Elevated serum levels of macrophage-derived chemokine and thymus and activation-regulated chemokine in autistic children.
In some autistic children, there is an imbalance of T helper (Th)1/Th2 lymphocytes toward Th2, which may be responsible for the induction of the production of autoantibodies in these children.
Th2 lymphocytes express CCR4 receptors. CCR4 ligands include macrophage-derived chemokine (MDC) and thymus and activation-regulated chemokine (TARC). They direct trafficking and recruitment of Th2 cells. We are the first to measure serum levels of CCR4 ligands in relation to the degree of the severity of autism.
Serum concentrations of MDC and TARC were measured, by quantitative sandwich enzyme immunoassay technique, in 56 autistic children and 32 healthy matched children.
Autistic children had significantly higher serum levels of MDC and TARC than healthy controls (P <0.001 and P <0.001, respectively).
Children with severe autism had significantly higher serum levels of MDC and TARC than patients with mild to moderate autism (P <0.001 and P = 0.01, respectively).
In addition, there were significant positive correlations between CARS and serum levels of both MDC (P <0.001) and TARC (P <0.001) in children with autism.

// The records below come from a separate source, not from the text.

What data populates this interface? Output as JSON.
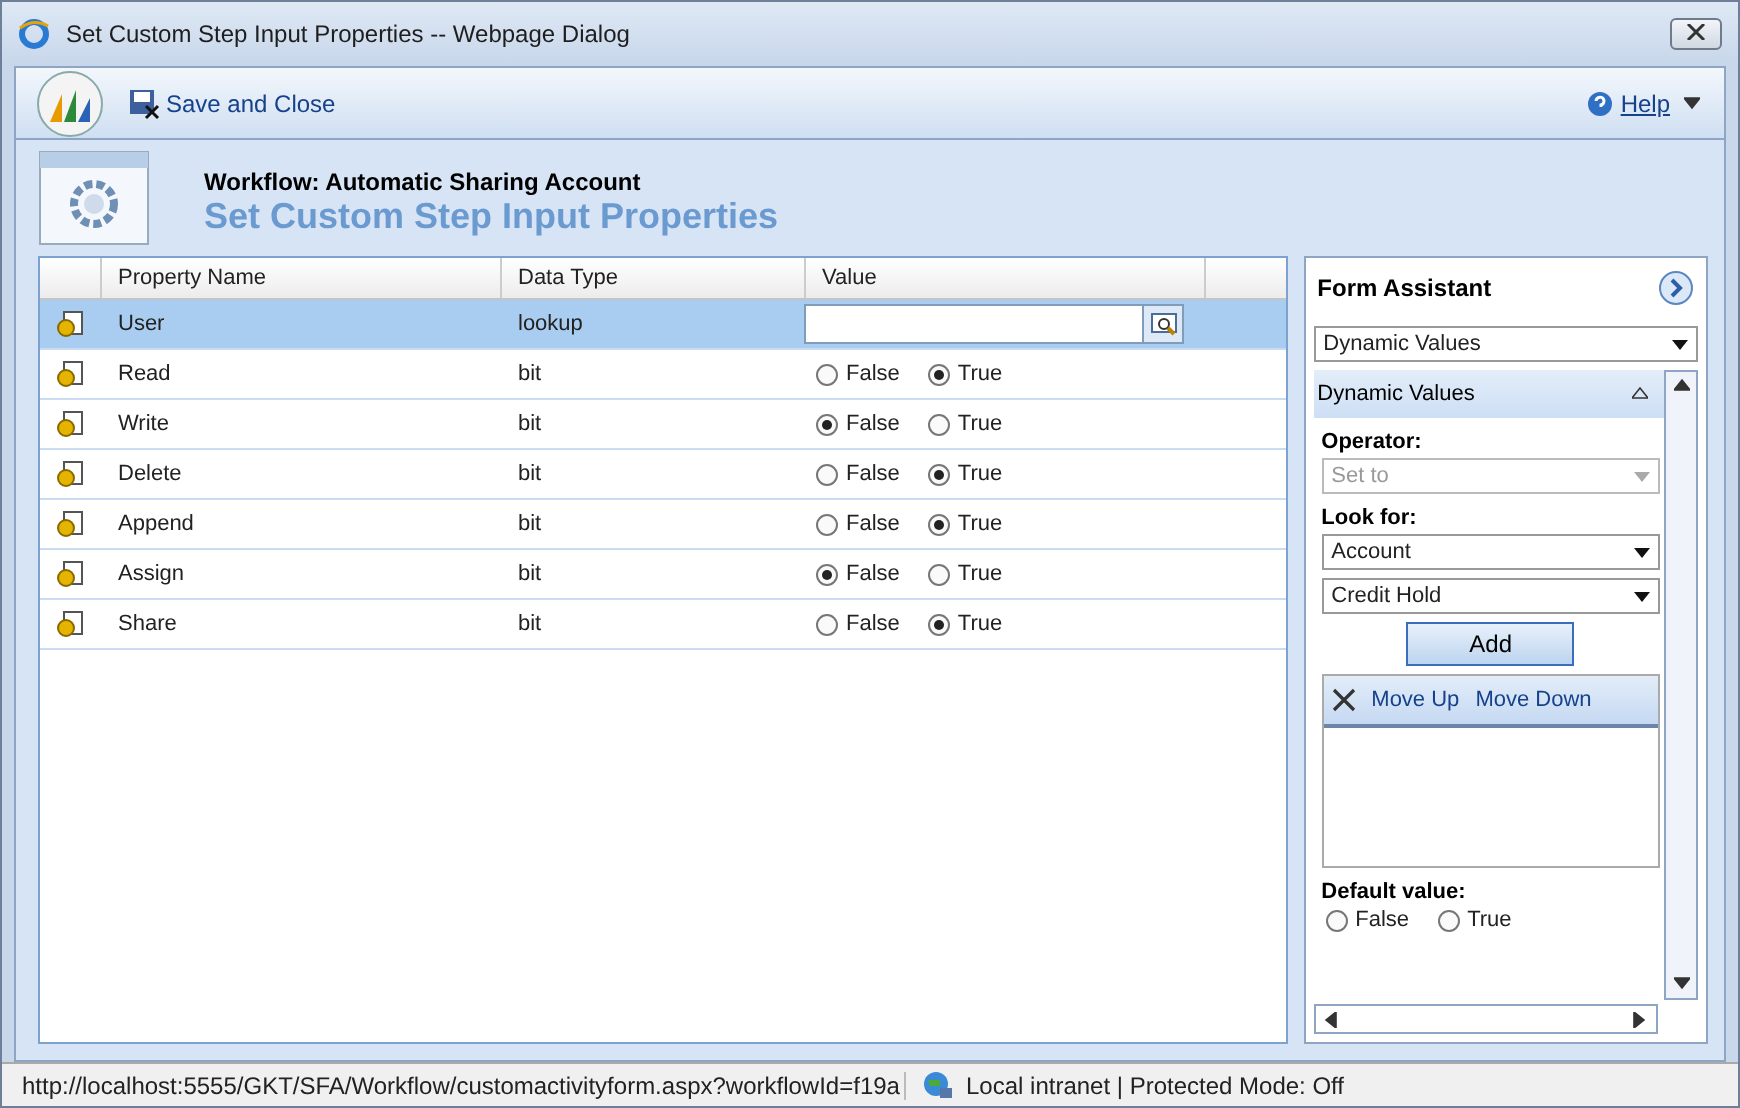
{
  "window": {
    "title": "Set Custom Step Input Properties -- Webpage Dialog"
  },
  "toolbar": {
    "save_label": "Save and Close",
    "help_label": "Help"
  },
  "header": {
    "subtitle": "Workflow: Automatic Sharing Account",
    "title": "Set Custom Step Input Properties"
  },
  "table": {
    "columns": [
      "Property Name",
      "Data Type",
      "Value"
    ],
    "rows": [
      {
        "name": "User",
        "type": "lookup",
        "kind": "lookup",
        "selected": true
      },
      {
        "name": "Read",
        "type": "bit",
        "kind": "bit",
        "selected": false,
        "options": [
          {
            "label": "False",
            "selected": false
          },
          {
            "label": "True",
            "selected": true
          }
        ]
      },
      {
        "name": "Write",
        "type": "bit",
        "kind": "bit",
        "selected": false,
        "options": [
          {
            "label": "False",
            "selected": true
          },
          {
            "label": "True",
            "selected": false
          }
        ]
      },
      {
        "name": "Delete",
        "type": "bit",
        "kind": "bit",
        "selected": false,
        "options": [
          {
            "label": "False",
            "selected": false
          },
          {
            "label": "True",
            "selected": true
          }
        ]
      },
      {
        "name": "Append",
        "type": "bit",
        "kind": "bit",
        "selected": false,
        "options": [
          {
            "label": "False",
            "selected": false
          },
          {
            "label": "True",
            "selected": true
          }
        ]
      },
      {
        "name": "Assign",
        "type": "bit",
        "kind": "bit",
        "selected": false,
        "options": [
          {
            "label": "False",
            "selected": true
          },
          {
            "label": "True",
            "selected": false
          }
        ]
      },
      {
        "name": "Share",
        "type": "bit",
        "kind": "bit",
        "selected": false,
        "options": [
          {
            "label": "False",
            "selected": false
          },
          {
            "label": "True",
            "selected": true
          }
        ]
      }
    ]
  },
  "assistant": {
    "title": "Form Assistant",
    "dropdown": "Dynamic Values",
    "section": "Dynamic Values",
    "operator_label": "Operator:",
    "operator": "Set to",
    "look_for_label": "Look for:",
    "entity": "Account",
    "attribute": "Credit Hold",
    "add": "Add",
    "move_up": "Move Up",
    "move_down": "Move Down",
    "default_label": "Default value:",
    "default_options": [
      {
        "label": "False",
        "selected": false
      },
      {
        "label": "True",
        "selected": false
      }
    ]
  },
  "status_bar": {
    "url": "http://localhost:5555/GKT/SFA/Workflow/customactivityform.aspx?workflowId=f19a",
    "zone": "Local intranet | Protected Mode: Off"
  }
}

There were significant positive correlations between serum levels of MDC and TARC in autistic children (P <0.001).
Serum levels of CCR4 ligands were elevated in autistic children and they were significantly correlated to the degree of the severity of autism.
However, further research is warranted to determine the pathogenic role of CCR4 ligands in autism and to shed light on the therapeutic role of CCR4-ligand antagonism in autistic children.
Chemokines are a group of small structurally related proteins that regulate cell trafficking of various types of leukocytes. The chemokines also play fundamental roles in the development, homeostasis, and function of the immune system, and they have effects on cells of the central nervous system as well as on endothelial cells involved in angiogenesis or angiostasis.